“Well now, fellows, we seem to be in the fix of our lives!” exclaimed Cranny. He did his best to control a vibrating note in his voice. “The other bombardment was just a joke to this!”
“You were right after all about the sleeping volcano stuff, Cranny!” remarked Tom, solemnly. “Only this is a lot worse.”
A rain of shells was carrying terror and destruction to the town. The smoke of numerous fires rolled up in whirling columns against the clear blue sky.
A handful of bullets, suddenly striking the wall on the opposite side of the house, and others, tearing and ripping through the foliage of a tree close by, sending branches and twigs to the ground, gave the lads a terrible start.
“It won’t be safe to stay here much longer!” breathed Tom.
“I say let’s steer straight for our hotel on the plaza,” said Bob. “Possibly we may run across some of the fellows in that direction.”
The lads were afraid to remain in their present position, yet equally afraid to leave its shelter.
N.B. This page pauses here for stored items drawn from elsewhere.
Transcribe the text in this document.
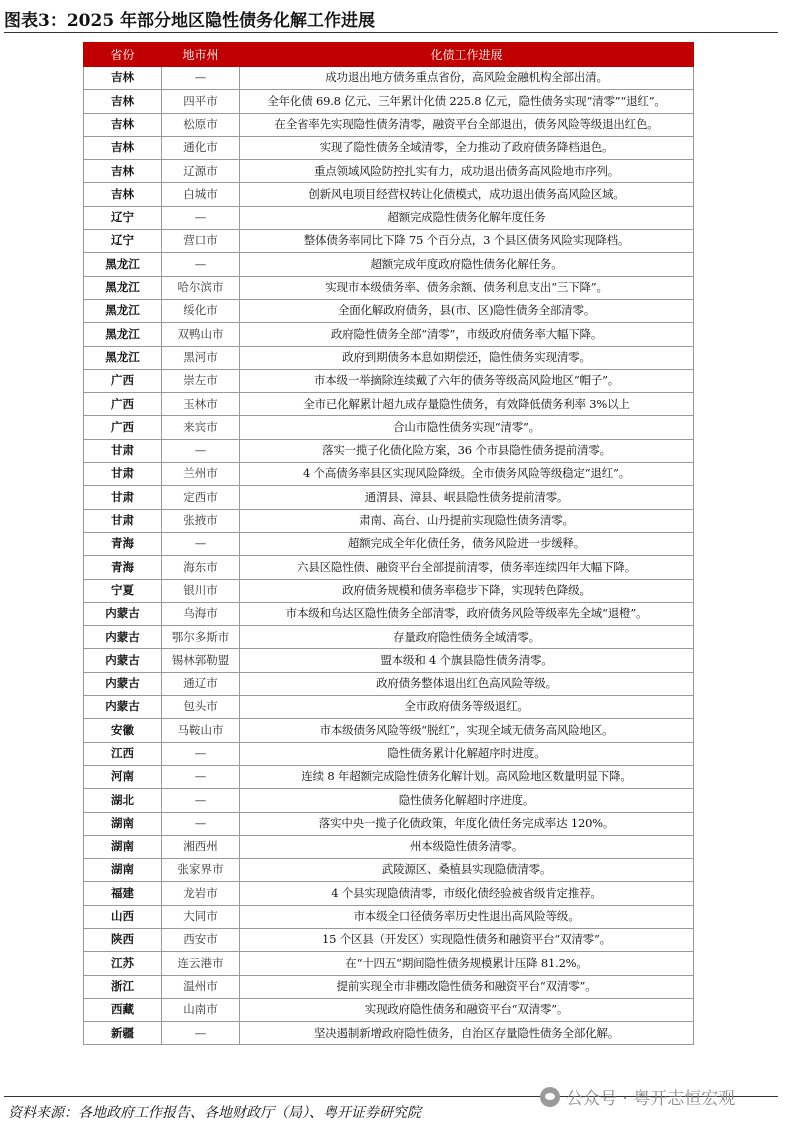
图表3：2025 年部分地区隐性债务化解工作进展
省份	地市州	化债工作进展
吉林	—	成功退出地方债务重点省份，高风险金融机构全部出清。
吉林	四平市	全年化债 69.8 亿元、三年累计化债 225.8 亿元，隐性债务实现“清零”“退红”。
吉林	松原市	在全省率先实现隐性债务清零，融资平台全部退出，债务风险等级退出红色。
吉林	通化市	实现了隐性债务全域清零，全力推动了政府债务降档退色。
吉林	辽源市	重点领域风险防控扎实有力，成功退出债务高风险地市序列。
吉林	白城市	创新风电项目经营权转让化债模式，成功退出债务高风险区域。
辽宁	—	超额完成隐性债务化解年度任务
辽宁	营口市	整体债务率同比下降 75 个百分点，3 个县区债务风险实现降档。
黑龙江	—	超额完成年度政府隐性债务化解任务。
黑龙江	哈尔滨市	实现市本级债务率、债务余额、债务利息支出“三下降”。
黑龙江	绥化市	全面化解政府债务，县(市、区)隐性债务全部清零。
黑龙江	双鸭山市	政府隐性债务全部“清零”，市级政府债务率大幅下降。
黑龙江	黑河市	政府到期债务本息如期偿还，隐性债务实现清零。
广西	崇左市	市本级一举摘除连续戴了六年的债务等级高风险地区“帽子”。
广西	玉林市	全市已化解累计超九成存量隐性债务，有效降低债务利率 3%以上
广西	来宾市	合山市隐性债务实现“清零”。
甘肃	—	落实一揽子化债化险方案，36 个市县隐性债务提前清零。
甘肃	兰州市	4 个高债务率县区实现风险降级。全市债务风险等级稳定“退红”。
甘肃	定西市	通渭县、漳县、岷县隐性债务提前清零。
甘肃	张掖市	肃南、高台、山丹提前实现隐性债务清零。
青海	—	超额完成全年化债任务，债务风险进一步缓释。
青海	海东市	六县区隐性债、融资平台全部提前清零，债务率连续四年大幅下降。
宁夏	银川市	政府债务规模和债务率稳步下降，实现转色降级。
内蒙古	乌海市	市本级和乌达区隐性债务全部清零，政府债务风险等级率先全域“退橙”。
内蒙古	鄂尔多斯市	存量政府隐性债务全域清零。
内蒙古	锡林郭勒盟	盟本级和 4 个旗县隐性债务清零。
内蒙古	通辽市	政府债务整体退出红色高风险等级。
内蒙古	包头市	全市政府债务等级退红。
安徽	马鞍山市	市本级债务风险等级“脱红”，实现全域无债务高风险地区。
江西	—	隐性债务累计化解超序时进度。
河南	—	连续 8 年超额完成隐性债务化解计划。高风险地区数量明显下降。
湖北	—	隐性债务化解超时序进度。
湖南	—	落实中央一揽子化债政策，年度化债任务完成率达 120%。
湖南	湘西州	州本级隐性债务清零。
湖南	张家界市	武陵源区、桑植县实现隐债清零。
福建	龙岩市	4 个县实现隐债清零，市级化债经验被省级肯定推荐。
山西	大同市	市本级全口径债务率历史性退出高风险等级。
陕西	西安市	15 个区县（开发区）实现隐性债务和融资平台“双清零”。
江苏	连云港市	在“十四五”期间隐性债务规模累计压降 81.2%。
浙江	温州市	提前实现全市非棚改隐性债务和融资平台“双清零”。
西藏	山南市	实现政府隐性债务和融资平台“双清零”。
新疆	—	坚决遏制新增政府隐性债务，自治区存量隐性债务全部化解。
资料来源：各地政府工作报告、各地财政厅（局）、粤开证券研究院
公众号 · 粤开志恒宏观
Shells were passing overhead. One expended its force in a field not far beyond, with a tremendous outburst.
The rapidity with which events were moving, however, decided matters for them.
Scarcely daring now to look around the corner of the house, they finally did so, when a curious cessation of the Federal batteries and rifle firing occurred.
And the sight which their eyes took in was enough to make even a seasoned special war correspondent like Ralph Edmunds tremble with apprehension and alarm.